Well, what the heck — I had learned long ago that the truth will out, a smile works wonders to defuse tense situations, and that I need to make absolutely sure I get what the film has to have. So I smile and kind of chuckle: “Father, the definition of the ethos of the University of Notre Dame, in your own words, in 60 seconds or less. Roll sound and camera. Action.”

He rivets his eyes on the lens, pauses a beat, smiles slightly, then starts :

Notre Dame can and must be a crossroads where all the vital
intellectual currents of our time meet in dialogue, where the
great issues of the Church and the world today are plumbed
to their depths, where every sincere inquirer is welcomed and
listened to and respected by a serious consideration of what
he has to say about his belief or unbelief, his certainty or
uncertainty; where differences of culture and religion and
conviction can co-exist with friendship, civility, hospitality,
respect and even love; a place where the endless conversation
is harbored and not foreclosed.

One take. No edits. 45 seconds. And his statement — which becomes a kind of iconic Hesburgh quote on the nature of Notre Dame as a Catholic university — includes a short phrase that I had hoped would become, not only the title for the program, but as timeless as Father Sorin’s vision statement. In Father Hesburgh’s own words, “The Endless Conversation.”

Thirty-five years go by. It is March of 2009. University President Father John Jenkins, CSC, announces that President Barack Obama will be the University’s commencement speaker in May. My email inbox fills up with questions and complaints, from “What do you think?” inquiries to “Notre Dame has lost me” diatribes.

Despite my right-to-life position and no matter how persuasive I try to be, I can’t get through to any of the naysayers when I talk about the value of having a U.S. president on campus for some dialogue. Then I remember Father Hesburgh’s “Endless Conversation” statement. So I print out business-card-size copies and give them to people who ask my opinion. The impact is amazing. Even the angriest diatribers see another side. They get it. More than a few say, “I hadn’t thought of it that way.”
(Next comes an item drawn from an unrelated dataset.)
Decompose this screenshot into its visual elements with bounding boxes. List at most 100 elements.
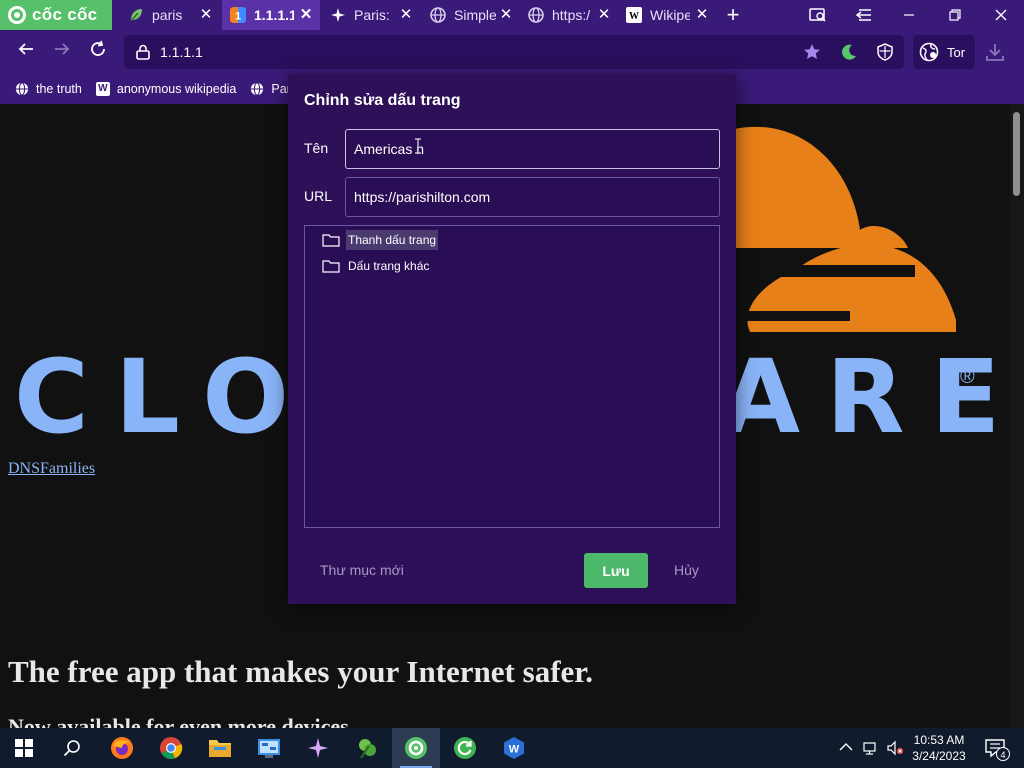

It also hits me that the statement would be perfect for the president of the United States to use in his address, and some grads encourage me to get it to President Obama, which I could do through a friend who’s wired to Rahm Emanuel. But I don’t consider it mine to give. So I send it to Father Jenkins and a few other ND honchos. I explain the positive effect it has been having on alumni and friends and that I think it would be ideal for President Obama to use — the first African-American president speaking at the school of the civil rights champion and quoting its former president.

Father Jenkins replies immediately, asking me to verify the quote. I do, and never hear another word until . . .

Two months pass. It is Sunday, May 17, 2009. I watch commencement being streamed live on a computer in my office — and I am welling up at how proud I am watching President Obama praising Notre Dame, noting how significant and good our University is for the world. Then he quotes an excerpt from Father Hesburgh’s “Endless Conversation” statement from that night 35 years ago. And tears break loose when I see the reaction shot of the audience, zooming in to a close-up of the night-owl priest, listening along with the rest of the world.

The endless conversation lives on.


Andy Burd, a writer and filmmaker, produced films and videos for the last four Notre Dame capital campaigns.